ワンピースのおかげでたくさん食べることができたトレミアは大満足だ。


料理だけじゃなく、マイロの話も面白かった。マイロは色んな話をしてくれた。トレミアが初めて聞くような話が多くて、とても興味深かった。


「この後もトレミアちゃんに予定がなかったら、一緒に行きたいところがあったんだけどね~。ご飯食べたらすぐ用事があるんだっけ?」


そういえば、ユアンのことがあったからそんなことを言ったな、とトレミアは思い出した。でも結局ユアンにはいつものようにそっけなく断られた。

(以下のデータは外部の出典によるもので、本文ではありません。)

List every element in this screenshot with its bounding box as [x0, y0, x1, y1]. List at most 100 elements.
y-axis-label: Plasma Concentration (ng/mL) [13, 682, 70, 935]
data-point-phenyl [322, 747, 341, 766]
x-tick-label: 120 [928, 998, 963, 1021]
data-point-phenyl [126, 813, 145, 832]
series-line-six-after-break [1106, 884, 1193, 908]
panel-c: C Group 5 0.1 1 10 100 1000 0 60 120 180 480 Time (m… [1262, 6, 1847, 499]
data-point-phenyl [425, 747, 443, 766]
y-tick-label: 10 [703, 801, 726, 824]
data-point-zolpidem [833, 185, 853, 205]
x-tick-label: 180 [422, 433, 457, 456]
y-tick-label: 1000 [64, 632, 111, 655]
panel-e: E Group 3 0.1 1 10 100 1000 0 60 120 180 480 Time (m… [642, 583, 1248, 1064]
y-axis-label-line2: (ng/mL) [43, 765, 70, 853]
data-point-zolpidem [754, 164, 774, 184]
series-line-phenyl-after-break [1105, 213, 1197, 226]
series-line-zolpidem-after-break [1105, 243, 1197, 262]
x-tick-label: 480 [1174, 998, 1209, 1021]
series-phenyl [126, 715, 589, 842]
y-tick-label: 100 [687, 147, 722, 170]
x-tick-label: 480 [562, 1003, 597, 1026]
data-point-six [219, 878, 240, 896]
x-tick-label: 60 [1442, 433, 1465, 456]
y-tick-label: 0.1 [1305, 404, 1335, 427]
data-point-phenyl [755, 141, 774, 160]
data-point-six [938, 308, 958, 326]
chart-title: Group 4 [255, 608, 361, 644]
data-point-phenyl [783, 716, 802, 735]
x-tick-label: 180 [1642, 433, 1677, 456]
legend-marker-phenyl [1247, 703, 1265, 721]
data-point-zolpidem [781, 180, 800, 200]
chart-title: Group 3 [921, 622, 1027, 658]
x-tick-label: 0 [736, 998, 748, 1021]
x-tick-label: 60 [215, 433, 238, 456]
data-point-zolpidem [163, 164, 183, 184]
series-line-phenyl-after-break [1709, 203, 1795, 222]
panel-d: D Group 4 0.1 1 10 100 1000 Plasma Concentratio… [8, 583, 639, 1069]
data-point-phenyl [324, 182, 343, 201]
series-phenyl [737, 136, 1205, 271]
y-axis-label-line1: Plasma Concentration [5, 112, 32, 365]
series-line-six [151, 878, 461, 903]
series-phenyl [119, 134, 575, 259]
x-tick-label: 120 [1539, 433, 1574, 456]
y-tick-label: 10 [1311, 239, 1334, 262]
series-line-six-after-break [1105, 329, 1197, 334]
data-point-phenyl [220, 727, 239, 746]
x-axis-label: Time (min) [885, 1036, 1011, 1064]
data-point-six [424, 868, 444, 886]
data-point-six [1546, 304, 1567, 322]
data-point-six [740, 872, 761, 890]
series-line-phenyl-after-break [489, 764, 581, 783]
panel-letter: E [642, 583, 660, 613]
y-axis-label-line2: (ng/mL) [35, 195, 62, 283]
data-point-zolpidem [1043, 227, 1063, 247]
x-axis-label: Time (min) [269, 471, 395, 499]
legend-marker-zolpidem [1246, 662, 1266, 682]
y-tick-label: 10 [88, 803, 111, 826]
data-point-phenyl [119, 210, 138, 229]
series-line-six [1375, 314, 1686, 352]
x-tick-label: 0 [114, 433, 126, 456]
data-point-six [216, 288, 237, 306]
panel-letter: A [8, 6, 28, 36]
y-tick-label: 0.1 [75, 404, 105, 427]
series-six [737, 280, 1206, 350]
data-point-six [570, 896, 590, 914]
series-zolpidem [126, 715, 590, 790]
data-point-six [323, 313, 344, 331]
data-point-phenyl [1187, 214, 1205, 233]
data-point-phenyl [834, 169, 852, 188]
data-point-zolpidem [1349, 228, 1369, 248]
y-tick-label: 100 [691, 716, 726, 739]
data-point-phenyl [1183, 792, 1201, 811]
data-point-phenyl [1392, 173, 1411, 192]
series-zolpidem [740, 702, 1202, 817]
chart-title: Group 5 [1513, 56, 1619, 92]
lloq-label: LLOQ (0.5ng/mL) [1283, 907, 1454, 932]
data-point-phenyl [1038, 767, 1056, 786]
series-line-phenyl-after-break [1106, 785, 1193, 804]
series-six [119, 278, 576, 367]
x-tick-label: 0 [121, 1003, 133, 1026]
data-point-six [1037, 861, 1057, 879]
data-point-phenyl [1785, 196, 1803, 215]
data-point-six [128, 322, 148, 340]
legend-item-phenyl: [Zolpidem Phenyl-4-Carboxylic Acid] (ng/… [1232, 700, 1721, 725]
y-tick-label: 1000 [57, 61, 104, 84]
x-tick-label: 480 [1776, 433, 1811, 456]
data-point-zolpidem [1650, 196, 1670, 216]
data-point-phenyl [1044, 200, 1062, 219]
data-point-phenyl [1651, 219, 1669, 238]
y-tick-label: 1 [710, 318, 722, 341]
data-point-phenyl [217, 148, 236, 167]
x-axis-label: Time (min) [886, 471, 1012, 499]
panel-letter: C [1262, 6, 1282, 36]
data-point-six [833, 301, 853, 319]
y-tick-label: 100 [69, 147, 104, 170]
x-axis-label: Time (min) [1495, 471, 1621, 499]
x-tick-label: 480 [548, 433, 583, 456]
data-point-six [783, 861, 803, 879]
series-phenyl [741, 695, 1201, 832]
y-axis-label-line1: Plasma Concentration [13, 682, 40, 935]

少し胸が痛んだのは気のせい。ぶんぶんと頭を振って、トレミアは言った。


「いえ……そういえば用事はなくなったんです」


「ほんと?それじゃ、このあと中央にある植物公園に行かない?薔薇の花が見頃なんだって。薔薇ジャムも売ってるらしいよ」


「えっ、行きます」


反射的にトレミアは言ってしまって、またユアンに食い意地張りすぎ、って言われちゃうな、と、悲しいのか可笑しいのか分からない表情を浮かべた。


*********

あとがき:

トレミアがヒロインの乙女ゲーだったら、マイロの攻略難易度は★☆☆☆☆ですね。